A linear source method for soil infiltrability measurement and model representations

Abstract

Soil infiltrability determines the fraction of applied irrigation and/or rainfall water transferred into the soil and the surface runoff. A new method is advanced to measure soil infiltrability with linear distributed water flow on hill-slope. The experimental procedures were outlined for this purpose. Algorithms for estimating infiltrability from the experimental data were also formulated. An experimental system was developed, including a Mariotte bottle for water supply, a special outlet unit for linear distribution of water flow at the soil surface and a scaled flume. A digital camera was used to record the increase in wetted soil surface area as a function of time.
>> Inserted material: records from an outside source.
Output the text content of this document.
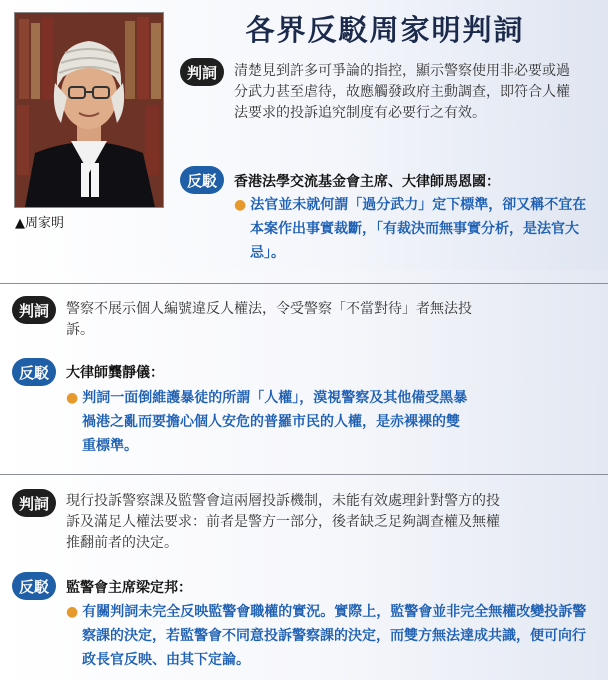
▲周家明
各界反駁周家明判詞
判詞	清楚見到許多可爭論的指控，顯示警察使用非必要或過分武力甚至虐待，故應觸發政府主動調查，即符合人權法要求的投訴追究制度有必要行之有效。
反駁	香港法學交流基金會主席、大律師馬恩國：
● 法官並未就何謂「過分武力」定下標準，卻又稱不宜在本案作出事實裁斷，「有裁決而無事實分析，是法官大忌」。
判詞	警察不展示個人編號違反人權法，令受警察「不當對待」者無法投訴。
反駁	大律師龔靜儀：
● 判詞一面倒維護暴徒的所謂「人權」，漠視警察及其他備受黑暴禍港之亂而要擔心個人安危的普羅市民的人權，是赤裸裸的雙重標準。
判詞	現行投訴警察課及監警會這兩層投訴機制，未能有效處理針對警方的投訴及滿足人權法要求：前者是警方一部分，後者缺乏足夠調查權及無權推翻前者的決定。
反駁	監警會主席梁定邦：
● 有關判詞未完全反映監警會職權的實況。實際上，監警會並非完全無權改變投訴警察課的決定，若監警會不同意投訴警察課的決定，而雙方無法達成共識，便可向行政長官反映、由其下定論。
Mathematical models were derived to compute the soil infiltrability-time function from the recorded changes in wetted soil surface area. Laboratory experiments using an air-dry loam were conducted with in flow rate of 4.4 l/h and slopes of 5° and 15° in 3 replicates. The infiltrability results of the new method were compared with the double-ring results obtained on the similar soil. The experimental results showed that the advances in wetted areas as function of time were well fitted with a given function, with determination coefficients ( R 2 ) greater than 0.89. Some existing infiltration models were also applied to the measured infiltration rates to illustrate how the model parameters were determined and how well the measured infiltrability curves were represented by the models. These models, including Philip’s, Kostiakov’s and several modified Kostiakovs’ with different constant infiltration rates, agreed well with the measured data, with determination coefficients ( R 2 ) equal or greater than 0.95. The dynamics of the infiltration curve represented the infiltrability of a soil conceptually. Very little water is needed to make a measurement of a complete infiltrability curve. Comparison of the cumulative infiltrated water with the total supplied water indicated that the relative estimation errors were 17.3–7.51% for this new method, demonstrating a very high accuracy of the method. The results validate the rationale of this new method, the computational models and the experimental procedures. This method is convenient for fast field determination of soil infiltrability with much less water required than in conventional methods.